By Sach Nguyen and Hai Binh   May 11, 2017 | 08:11 am GMT+7

Nghe An Province has made protecting its crape myrtle forests a top priority.


Lying by National Highway 7A, the forest stretches 70 hectares (170 acres) into Tam Dinh Commune, Tuong Duong District.


A UNESCO world biosphere reserve, the forest is one of just a few natural forests left in Vietnam. The country’s forests exceeded 14 million hectares at the end of 2015, covering 40.84 percent of the country, based on government data.


Nghe An Province made the forest a protected area in 2014.


On average, each crape myrtle tree in the forest is 30-40 meters high with a diameter of 40-80 centimeters. 

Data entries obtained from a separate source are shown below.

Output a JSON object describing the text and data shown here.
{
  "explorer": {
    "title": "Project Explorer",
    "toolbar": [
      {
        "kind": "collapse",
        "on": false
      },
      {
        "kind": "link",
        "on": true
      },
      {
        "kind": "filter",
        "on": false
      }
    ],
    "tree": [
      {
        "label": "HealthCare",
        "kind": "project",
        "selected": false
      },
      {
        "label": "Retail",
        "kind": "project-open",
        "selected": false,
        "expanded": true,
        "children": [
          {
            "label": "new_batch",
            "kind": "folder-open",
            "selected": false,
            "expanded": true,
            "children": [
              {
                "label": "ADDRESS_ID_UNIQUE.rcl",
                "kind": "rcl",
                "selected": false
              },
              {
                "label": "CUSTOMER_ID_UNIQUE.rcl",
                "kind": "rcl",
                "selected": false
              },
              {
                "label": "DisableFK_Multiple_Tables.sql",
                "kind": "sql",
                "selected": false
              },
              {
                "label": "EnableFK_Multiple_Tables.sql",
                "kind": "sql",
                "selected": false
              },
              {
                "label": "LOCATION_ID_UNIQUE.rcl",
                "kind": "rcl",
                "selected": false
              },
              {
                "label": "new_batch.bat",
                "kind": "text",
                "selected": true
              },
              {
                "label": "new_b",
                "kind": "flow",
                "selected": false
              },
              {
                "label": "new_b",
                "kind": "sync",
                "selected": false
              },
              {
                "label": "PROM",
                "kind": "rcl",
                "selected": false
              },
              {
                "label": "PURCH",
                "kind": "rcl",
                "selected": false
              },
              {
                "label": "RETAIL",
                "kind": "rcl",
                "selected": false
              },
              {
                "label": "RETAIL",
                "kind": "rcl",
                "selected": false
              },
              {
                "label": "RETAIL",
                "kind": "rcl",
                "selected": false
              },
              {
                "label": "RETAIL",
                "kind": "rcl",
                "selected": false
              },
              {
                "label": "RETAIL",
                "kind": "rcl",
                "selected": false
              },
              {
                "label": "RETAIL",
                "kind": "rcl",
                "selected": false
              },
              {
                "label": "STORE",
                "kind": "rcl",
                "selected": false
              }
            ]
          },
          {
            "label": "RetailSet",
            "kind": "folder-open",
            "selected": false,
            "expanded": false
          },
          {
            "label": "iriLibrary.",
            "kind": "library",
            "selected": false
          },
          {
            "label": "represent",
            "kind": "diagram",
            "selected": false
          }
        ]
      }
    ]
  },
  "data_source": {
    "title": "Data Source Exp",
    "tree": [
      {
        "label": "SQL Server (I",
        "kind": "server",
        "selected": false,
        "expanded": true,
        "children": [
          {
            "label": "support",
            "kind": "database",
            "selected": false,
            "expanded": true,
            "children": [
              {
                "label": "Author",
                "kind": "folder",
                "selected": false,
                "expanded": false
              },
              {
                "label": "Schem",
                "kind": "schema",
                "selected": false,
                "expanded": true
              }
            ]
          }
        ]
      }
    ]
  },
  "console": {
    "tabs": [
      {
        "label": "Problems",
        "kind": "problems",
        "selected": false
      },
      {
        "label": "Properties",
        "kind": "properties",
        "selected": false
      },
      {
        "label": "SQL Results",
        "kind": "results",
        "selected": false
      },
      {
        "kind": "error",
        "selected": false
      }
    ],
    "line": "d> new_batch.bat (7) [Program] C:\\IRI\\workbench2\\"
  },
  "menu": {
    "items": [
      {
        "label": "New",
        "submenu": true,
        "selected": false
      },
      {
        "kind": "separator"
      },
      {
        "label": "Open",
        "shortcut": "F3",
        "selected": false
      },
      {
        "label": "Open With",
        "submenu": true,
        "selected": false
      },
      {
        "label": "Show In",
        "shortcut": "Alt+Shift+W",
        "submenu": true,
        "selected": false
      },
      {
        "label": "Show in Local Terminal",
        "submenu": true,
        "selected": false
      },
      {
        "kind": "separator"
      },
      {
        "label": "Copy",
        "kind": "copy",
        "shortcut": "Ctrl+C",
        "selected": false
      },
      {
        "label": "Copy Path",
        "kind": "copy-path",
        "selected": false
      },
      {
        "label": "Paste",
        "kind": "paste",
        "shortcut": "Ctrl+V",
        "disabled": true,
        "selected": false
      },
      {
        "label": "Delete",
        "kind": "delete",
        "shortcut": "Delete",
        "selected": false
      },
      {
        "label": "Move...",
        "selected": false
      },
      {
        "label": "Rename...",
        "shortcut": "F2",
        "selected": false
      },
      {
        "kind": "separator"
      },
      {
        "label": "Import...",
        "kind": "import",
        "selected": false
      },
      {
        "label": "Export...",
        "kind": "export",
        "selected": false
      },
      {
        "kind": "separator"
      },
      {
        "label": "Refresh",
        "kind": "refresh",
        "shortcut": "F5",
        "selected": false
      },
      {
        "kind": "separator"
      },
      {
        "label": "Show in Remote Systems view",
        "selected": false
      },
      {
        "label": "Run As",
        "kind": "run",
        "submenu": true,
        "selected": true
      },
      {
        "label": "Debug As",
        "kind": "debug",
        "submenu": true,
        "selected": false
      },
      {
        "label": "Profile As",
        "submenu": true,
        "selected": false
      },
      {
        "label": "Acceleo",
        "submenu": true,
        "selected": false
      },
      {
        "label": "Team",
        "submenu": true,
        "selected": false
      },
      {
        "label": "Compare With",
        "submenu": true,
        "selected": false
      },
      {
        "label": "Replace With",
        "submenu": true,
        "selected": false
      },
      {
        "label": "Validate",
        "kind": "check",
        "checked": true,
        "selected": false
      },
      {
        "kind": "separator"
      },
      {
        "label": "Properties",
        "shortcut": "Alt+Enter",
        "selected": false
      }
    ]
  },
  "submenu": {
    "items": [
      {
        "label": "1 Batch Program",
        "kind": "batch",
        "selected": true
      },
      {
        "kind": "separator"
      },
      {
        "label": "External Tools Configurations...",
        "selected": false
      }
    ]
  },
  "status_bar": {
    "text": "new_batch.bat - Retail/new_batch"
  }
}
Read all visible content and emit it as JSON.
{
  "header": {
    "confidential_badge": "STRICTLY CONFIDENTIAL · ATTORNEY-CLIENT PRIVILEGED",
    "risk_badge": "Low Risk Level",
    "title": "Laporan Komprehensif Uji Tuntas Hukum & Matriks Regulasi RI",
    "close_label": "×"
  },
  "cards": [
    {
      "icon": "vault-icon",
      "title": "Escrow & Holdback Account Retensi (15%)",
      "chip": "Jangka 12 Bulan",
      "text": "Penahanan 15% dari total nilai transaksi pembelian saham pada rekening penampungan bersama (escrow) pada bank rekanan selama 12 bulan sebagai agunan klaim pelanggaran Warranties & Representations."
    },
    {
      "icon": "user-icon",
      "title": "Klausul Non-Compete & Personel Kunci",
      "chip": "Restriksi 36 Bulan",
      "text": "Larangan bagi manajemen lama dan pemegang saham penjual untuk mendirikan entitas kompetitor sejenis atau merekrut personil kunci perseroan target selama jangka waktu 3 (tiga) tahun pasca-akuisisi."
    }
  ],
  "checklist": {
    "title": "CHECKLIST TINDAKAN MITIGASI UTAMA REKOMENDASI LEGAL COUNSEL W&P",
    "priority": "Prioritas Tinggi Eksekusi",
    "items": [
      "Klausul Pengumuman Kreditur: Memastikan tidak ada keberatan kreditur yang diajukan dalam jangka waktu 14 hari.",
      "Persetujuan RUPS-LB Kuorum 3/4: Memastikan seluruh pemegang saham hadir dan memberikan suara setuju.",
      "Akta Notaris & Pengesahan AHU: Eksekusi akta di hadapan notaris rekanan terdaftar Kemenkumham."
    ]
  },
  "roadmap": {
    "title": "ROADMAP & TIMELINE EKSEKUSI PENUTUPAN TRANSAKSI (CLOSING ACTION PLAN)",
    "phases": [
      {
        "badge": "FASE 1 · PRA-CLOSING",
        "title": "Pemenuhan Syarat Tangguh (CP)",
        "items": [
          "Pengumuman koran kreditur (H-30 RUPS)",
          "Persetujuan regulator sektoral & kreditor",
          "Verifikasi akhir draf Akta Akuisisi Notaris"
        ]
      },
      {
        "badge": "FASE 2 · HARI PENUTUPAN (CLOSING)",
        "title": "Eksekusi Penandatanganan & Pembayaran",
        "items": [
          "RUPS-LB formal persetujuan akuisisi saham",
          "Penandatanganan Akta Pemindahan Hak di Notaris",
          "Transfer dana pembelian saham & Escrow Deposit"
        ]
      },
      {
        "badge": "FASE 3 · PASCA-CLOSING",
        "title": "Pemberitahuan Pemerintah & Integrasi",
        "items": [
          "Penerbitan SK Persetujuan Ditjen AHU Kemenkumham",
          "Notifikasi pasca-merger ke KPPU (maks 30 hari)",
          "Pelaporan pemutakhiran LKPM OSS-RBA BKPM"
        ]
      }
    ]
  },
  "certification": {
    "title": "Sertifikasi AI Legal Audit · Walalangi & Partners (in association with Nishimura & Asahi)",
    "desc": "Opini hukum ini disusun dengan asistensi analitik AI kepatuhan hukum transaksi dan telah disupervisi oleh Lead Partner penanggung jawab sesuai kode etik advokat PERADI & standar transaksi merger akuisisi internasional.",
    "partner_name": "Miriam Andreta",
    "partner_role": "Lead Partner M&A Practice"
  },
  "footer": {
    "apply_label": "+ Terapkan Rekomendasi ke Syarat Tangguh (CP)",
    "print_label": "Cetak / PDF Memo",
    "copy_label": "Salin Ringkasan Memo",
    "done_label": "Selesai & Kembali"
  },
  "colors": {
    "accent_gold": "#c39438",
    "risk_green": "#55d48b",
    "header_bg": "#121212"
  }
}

Cutting trees, lighting fires, hunting, raising livestock, occupying forest land and building are strictly forbidden, the sign reads. "Authorities and locals are trying hard to protect this precious forest,” Lu Van Chom, a senior ranger in Tuong Duong District, told VnExpress.


Orchids grow from crape myrtle trees in the forest. A number of trees here are hundreds of years old, said Chom.


The crape myrtle forest during the fall.


Sunset in the forest.


The forest s a popular destination among travelers in Nghe An. Vietnam wants to raise its forest coverage to 42 percent over the next four years to reduce gas emissions by 8 percent by 2030, the government said in a March report.